Conveying Imagistic Thinking in Traditional Chinese Medicine Translation: A Prompt Engineering and LLM-Based Evaluation Framework
- URL: http://arxiv.org/abs/2512.01198v1
- Date: Mon, 01 Dec 2025 02:27:44 GMT
- Title: Conveying Imagistic Thinking in Traditional Chinese Medicine Translation: A Prompt Engineering and LLM-Based Evaluation Framework
- Authors: Jiatong Han,
- Abstract summary: Existing English translations largely rely on literal rendering.<n>This study adopted a human-in-the-loop framework and selected four passages from the medical canon Huangdi Neijing that are fundamental in theory.
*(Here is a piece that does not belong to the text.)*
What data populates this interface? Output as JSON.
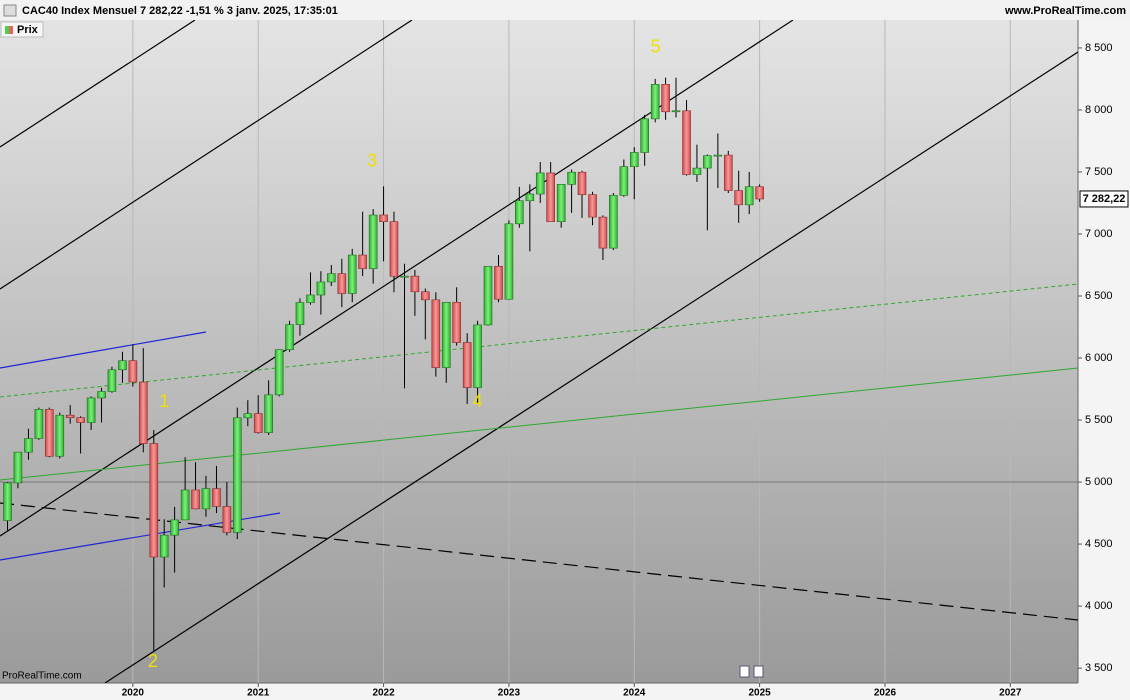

- Score: 2.4294291235324867
- License: http://arxiv.org/licenses/nonexclusive-distrib/1.0/
- Abstract: Traditional Chinese Medicine (TCM) theory is built on imagistic thinking, in which medical principles and diagnostic and therapeutic logic are structured through metaphor and metonymy. However, existing English translations largely rely on literal rendering, making it difficult for target-language readers to reconstruct the underlying conceptual networks and apply them in clinical practice. This study adopted a human-in-the-loop (HITL) framework and selected four passages from the medical canon Huangdi Neijing that are fundamental in theory. Through prompt-based cognitive scaffolding, DeepSeek V3.1 was guided to identify metaphor and metonymy in the source text and convey the theory in translation. In the evaluation stage, ChatGPT 5 Pro and Gemini 2.5 Pro were instructed by prompts to simulate three types of real-world readers. Human translations, baseline model translations, and prompt-adjusted translations were scored by the simulated readers across five cognitive dimensions, followed by structured interviews and Interpretative Phenomenological Analysis (IPA). Results show that the prompt-adjusted LLM translations perform best across all five dimensions, with high cross-model and cross-role consistency. The interview themes reveal differences between human and machine translation, effective strategies for metaphor and metonymy transfer, and readers' cognitive preferences. This study provides a cognitive, efficient, and replicable HITL methodological pathway for the translation of ancient, concept-dense texts such as TCM.